The common disease-common variant (CDCV) hypothesis predicts that common disease-causing alleles, or variants, exist in all human populations that contribute to common diseases. Although each variant will necessarily only have a small effect on disease susceptibility (i.e. a low associated relative risk), numerous researchers have suggested that useful diagnostic or predictive tests may nonetheless be possible by combining multiple variants. To this end, the cumulative effect of common risk variants has been demonstrated for prostate cancer and cardiovascular disease (see previous news), and a scheme for improved targeting of breast cancer screening using common genetic markers has been outlined (see previous news).
More recently, researchers have investigated combining 18 common single nucleotide polymorphisms (SNPs) to predict the risk of type 2 diabetes [Meigs JB et al. (2008) NEJM 359(21):2208]. The study examined the extent to which a genotype score (i.e. the total number of risk variants possessed by an individual) could discriminate the risk of diabetes when used either alone or in addition to other clinical risk factors. The clinical performance was measured using a ‘c-statistic’, which represents the discriminatory accuracy of a test, i.e. how well it can distinguish between individuals that will get the disease from those who will not; this value varies from 0.5 (i.e. a useless test, equivalent to guessing randomly) to 1.0 (i.e. a perfect test, where everyone is correctly categorised).
There are two very different ways to represent the results of this study. The first is in a fairly positive light. There was a 12% increase in the risk of diabetes per risk allele, resulting in a substantial overall relative risk of 2.6 between people with the highest and lowest genotype scores. Adjusted only for sex, the genotype score produced a c-statistic of 0.581, a statistically significant improvement over a value of just 0.534 without the genetic information, resulting in improved discrimination and reclassification of 4.1% of people primarily from low risk categories into higher-risk ones. Given the increasingly high prevalence of type 2 diabetes (around 4% according to Diabetes UK), as well as the availability of highly effective, safe and well validated preventative measures, this would appear to be potentially a very valuable test.
However, the second representation is rather more discouraging. When family history or clinical risk factors were also used, all of which are frequently documented during adulthood, the genotype score did not significantly improve discrimination. The best validated model – based on sex, family history, age, body-mass index, fasting plasma glucose level, systolic blood pressure, high-density lipoprotein cholesterol level and triglyceride level – already offers a high discrimination power of 0.900, and the addition of the genotype score only resulted in a small and non-statistically significant increase of the c-statistic to 0.901. Here, the addition of genetic information to standard risk factors is essentially clinical useless.

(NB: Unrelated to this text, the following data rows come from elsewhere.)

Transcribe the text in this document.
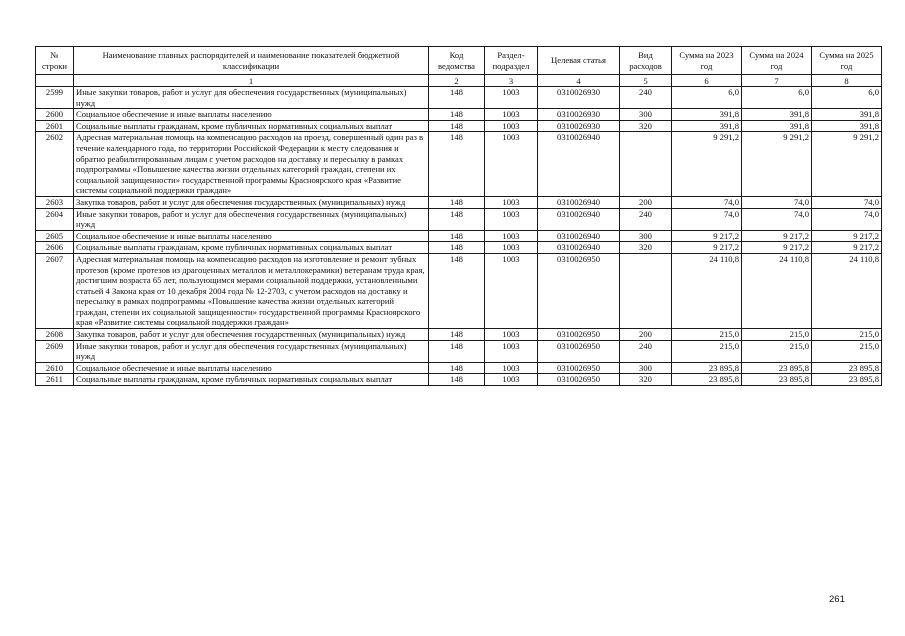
№ строки	Наименование главных распорядителей и наименование показателей бюджетной классификации	Код ведомства	Раздел-подраздел	Целевая статья	Вид расходов	Сумма на 2023 год	Сумма на 2024 год	Сумма на 2025 год
	1	2	3	4	5	6	7	8
2599	Иные закупки товаров, работ и услуг для обеспечения государственных (муниципальных) нужд	148	1003	0310026930	240	6,0	6,0	6,0
2600	Социальное обеспечение и иные выплаты населению	148	1003	0310026930	300	391,8	391,8	391,8
2601	Социальные выплаты гражданам, кроме публичных нормативных социальных выплат	148	1003	0310026930	320	391,8	391,8	391,8
2602	Адресная материальная помощь на компенсацию расходов на проезд, совершенный один раз в течение календарного года, по территории Российской Федерации к месту следования и обратно реабилитированным лицам с учетом расходов на доставку и пересылку в рамках подпрограммы «Повышение качества жизни отдельных категорий граждан, степени их социальной защищенности» государственной программы Красноярского края «Развитие системы социальной поддержки граждан»	148	1003	0310026940		9 291,2	9 291,2	9 291,2
2603	Закупка товаров, работ и услуг для обеспечения государственных (муниципальных) нужд	148	1003	0310026940	200	74,0	74,0	74,0
2604	Иные закупки товаров, работ и услуг для обеспечения государственных (муниципальных) нужд	148	1003	0310026940	240	74,0	74,0	74,0
2605	Социальное обеспечение и иные выплаты населению	148	1003	0310026940	300	9 217,2	9 217,2	9 217,2
2606	Социальные выплаты гражданам, кроме публичных нормативных социальных выплат	148	1003	0310026940	320	9 217,2	9 217,2	9 217,2
2607	Адресная материальная помощь на компенсацию расходов на изготовление и ремонт зубных протезов (кроме протезов из драгоценных металлов и металлокерамики) ветеранам труда края, достигшим возраста 65 лет, пользующимся мерами социальной поддержки, установленными статьей 4 Закона края от 10 декабря 2004 года № 12-2703, с учетом расходов на доставку и пересылку в рамках подпрограммы «Повышение качества жизни отдельных категорий граждан, степени их социальной защищенности» государственной программы Красноярского края «Развитие системы социальной поддержки граждан»	148	1003	0310026950		24 110,8	24 110,8	24 110,8
2608	Закупка товаров, работ и услуг для обеспечения государственных (муниципальных) нужд	148	1003	0310026950	200	215,0	215,0	215,0
2609	Иные закупки товаров, работ и услуг для обеспечения государственных (муниципальных) нужд	148	1003	0310026950	240	215,0	215,0	215,0
2610	Социальное обеспечение и иные выплаты населению	148	1003	0310026950	300	23 895,8	23 895,8	23 895,8
2611	Социальные выплаты гражданам, кроме публичных нормативных социальных выплат	148	1003	0310026950	320	23 895,8	23 895,8	23 895,8
261
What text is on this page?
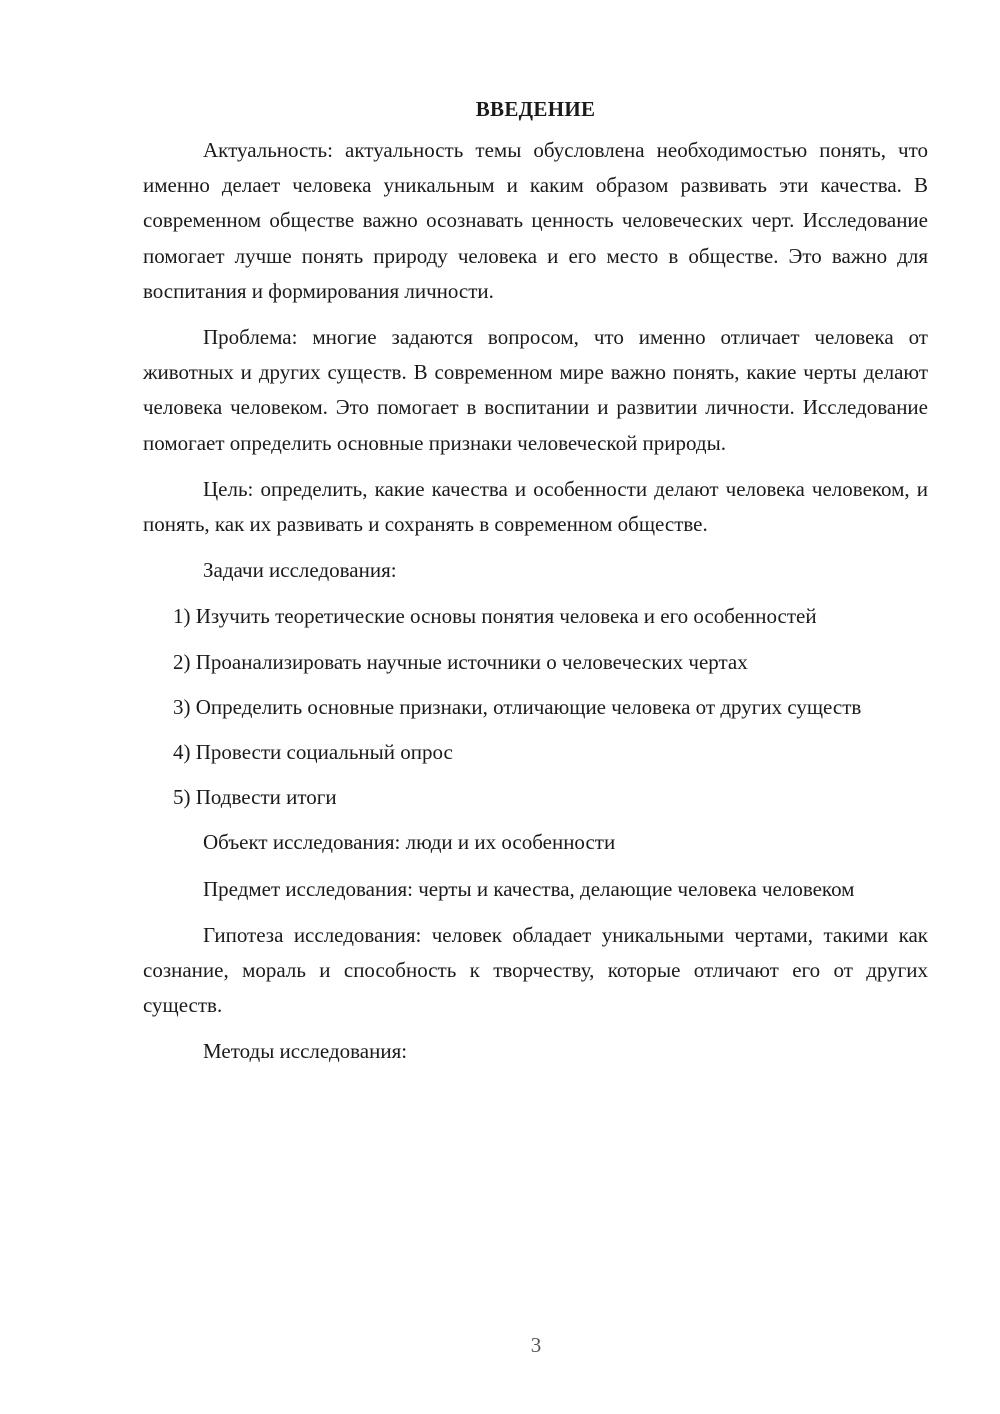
ВВЕДЕНИЕ

Актуальность: актуальность темы обусловлена необходимостью понять, что именно делает человека уникальным и каким образом развивать эти качества. В современном обществе важно осознавать ценность человеческих черт. Исследование помогает лучше понять природу человека и его место в обществе. Это важно для воспитания и формирования личности.

Проблема: многие задаются вопросом, что именно отличает человека от животных и других существ. В современном мире важно понять, какие черты делают человека человеком. Это помогает в воспитании и развитии личности. Исследование помогает определить основные признаки человеческой природы.

Цель: определить, какие качества и особенности делают человека человеком, и понять, как их развивать и сохранять в современном обществе.

Задачи исследования:

1) Изучить теоретические основы понятия человека и его особенностей

2) Проанализировать научные источники о человеческих чертах

3) Определить основные признаки, отличающие человека от других существ

4) Провести социальный опрос

5) Подвести итоги

Объект исследования: люди и их особенности

Предмет исследования: черты и качества, делающие человека человеком

Гипотеза исследования: человек обладает уникальными чертами, такими как сознание, мораль и способность к творчеству, которые отличают его от других существ.

Методы исследования:

3
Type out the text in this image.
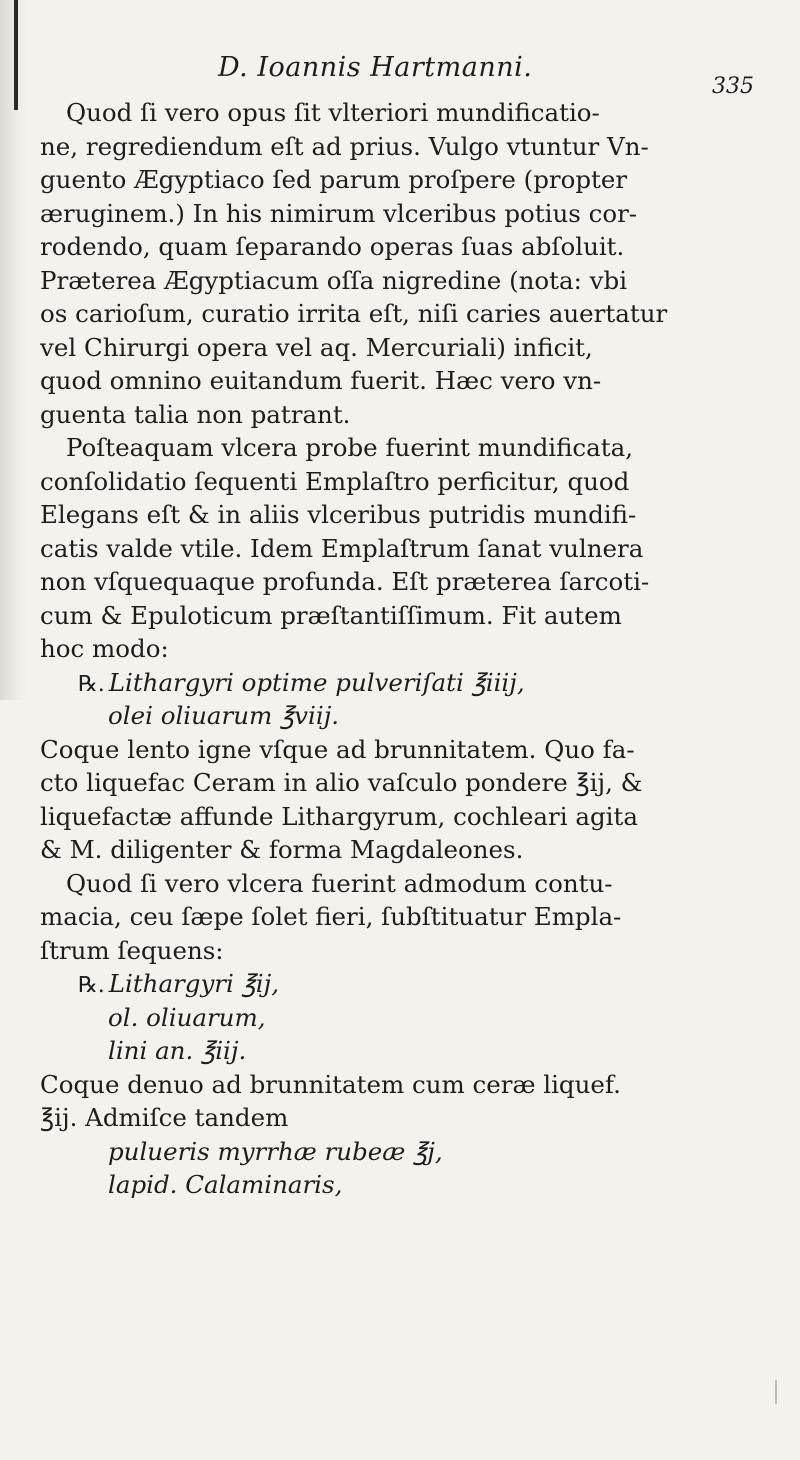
D. Ioannis Hartmanni.
335
Quod ſi vero opus ſit vlteriori mundificatio-
ne, regrediendum eſt ad prius. Vulgo vtuntur Vn-
guento Ægyptiaco ſed parum proſpere (propter
æruginem.) In his nimirum vlceribus potius cor-
rodendo, quam ſeparando operas ſuas abſoluit.
Præterea Ægyptiacum oſſa nigredine (nota: vbi
os carioſum, curatio irrita eſt, niſi caries auertatur
vel Chirurgi opera vel aq. Mercuriali) inficit,
quod omnino euitandum fuerit. Hæc vero vn-
guenta talia non patrant.
Poſteaquam vlcera probe fuerint mundificata,
conſolidatio ſequenti Emplaſtro perficitur, quod
Elegans eſt & in aliis vlceribus putridis mundifi-
catis valde vtile. Idem Emplaſtrum ſanat vulnera
non vſquequaque profunda. Eſt præterea ſarcoti-
cum & Epuloticum præſtantiſſimum. Fit autem
hoc modo:
℞. Lithargyri optime pulveriſati ℥iiij,
olei oliuarum ℥viij.
Coque lento igne vſque ad brunnitatem. Quo fa-
cto liquefac Ceram in alio vaſculo pondere ℥ij, &
liquefactæ affunde Lithargyrum, cochleari agita
& M. diligenter & forma Magdaleones.
Quod ſi vero vlcera fuerint admodum contu-
macia, ceu ſæpe ſolet fieri, ſubſtituatur Empla-
ſtrum ſequens:
℞. Lithargyri ℥ij,
ol. oliuarum,
lini an. ℥iij.
Coque denuo ad brunnitatem cum ceræ liquef.
℥ij. Admiſce tandem
pulueris myrrhæ rubeæ ℥j,
lapid. Calaminaris,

Comment: This study highlights the importance examining the incremental benefits of genetic susceptibility testing within a particular clinical scenario – what might at first look like a very useful test on its own may in fact offer limited or no value when combined with traditional risk factors. Consideration of genetic tests within a specific clinical context is therefore crucial to realistic evaluation.
However, there is hope on the horizon. Firstly, more genetic susceptibility variants will doubtless be discovered, which may ultimately improve the discriminatory power of the genotype score. Secondly, it is currently unclear whether the ability to test people very early, before clinical risk factors have appeared, could be extremely useful for targeting screening and prevention programmes. Finally, even if ultimately genetic testing does prove to be ineffective for predicting or diagnosing disease, the discovery and validation of the genetic basis of disease will undoubtedly improve our understanding of disease aetiology, and may ultimately lead to the development of novel treatments.